Collaborators for this new center include investigators at Gladstone, UCSF, the amfAR Institute for HIV Cure Research, and the Blood Systems Research Institute.
In contrast to reductionist methods that study elements of a system in isolation, the Center for Systems and Therapeutics investigates systems holistically. It uses cutting-edge approaches to understand entire systems involved in complex biology, from a cell to the central nervous system.
The center relies on powerful tools—such as imaging, genomics, and robotics—to observe multiple variables simultaneously and over a given period of time, thus gaining a deeper understanding of how a system functions, and how its individual elements interact and work together dynamically. To analyze the very large datasets generated by these tools, the center also develops sophisticated mathematical and computational approaches, including deep learning, a form of artificial intelligence.
Supported by Gladstone’s business development office, the center actively collaborates with pharmaceutical companies (Lilly, Merck, etc.), technology companies like Google, and organizations such as the ALS Association and the Michael J. Fox Foundation. It also receives critical support from philanthropic partners. These partnerships allow the center to diligently leverage its discoveries and technologies in ways that can ultimately help patients.
“We found tremendous synergy between our basic science and translational efforts, and believe that pursuing the two together will give us our greatest chance for success,” said Steve Finkbeiner, MD, PhD, director of the center. “We are applying our strategies to develop potential therapies for neurodegenerative diseases, gut disorders, and certain cancers.”

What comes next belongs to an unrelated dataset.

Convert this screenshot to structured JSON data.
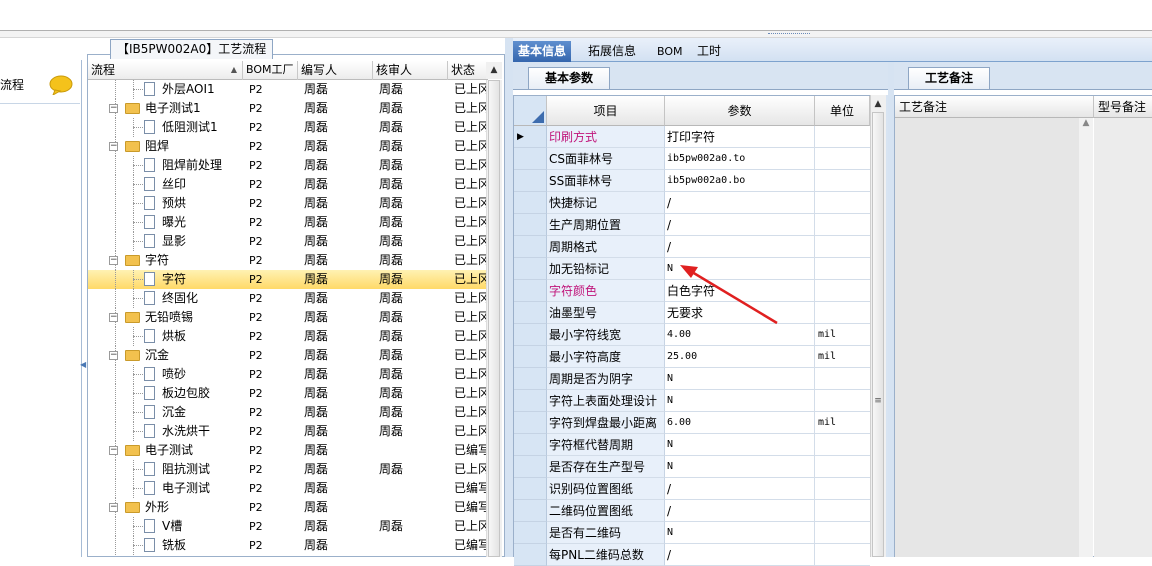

The three new centers, in addition to the Center for Translational Advancement created in 2017, will continue to encourage team-based research at Gladstone, as well as increase partnerships that are crucial for the translation of scientific findings into solutions that can benefit patients.
“These centers will open new horizons for Gladstone’s science,” said Srivastava, who is also a senior investigator at Gladstone. “By making our innovative technologies and approaches more easily accessible to the Bay Area scientific community, we hope to accelerate the rate of impactful discoveries.”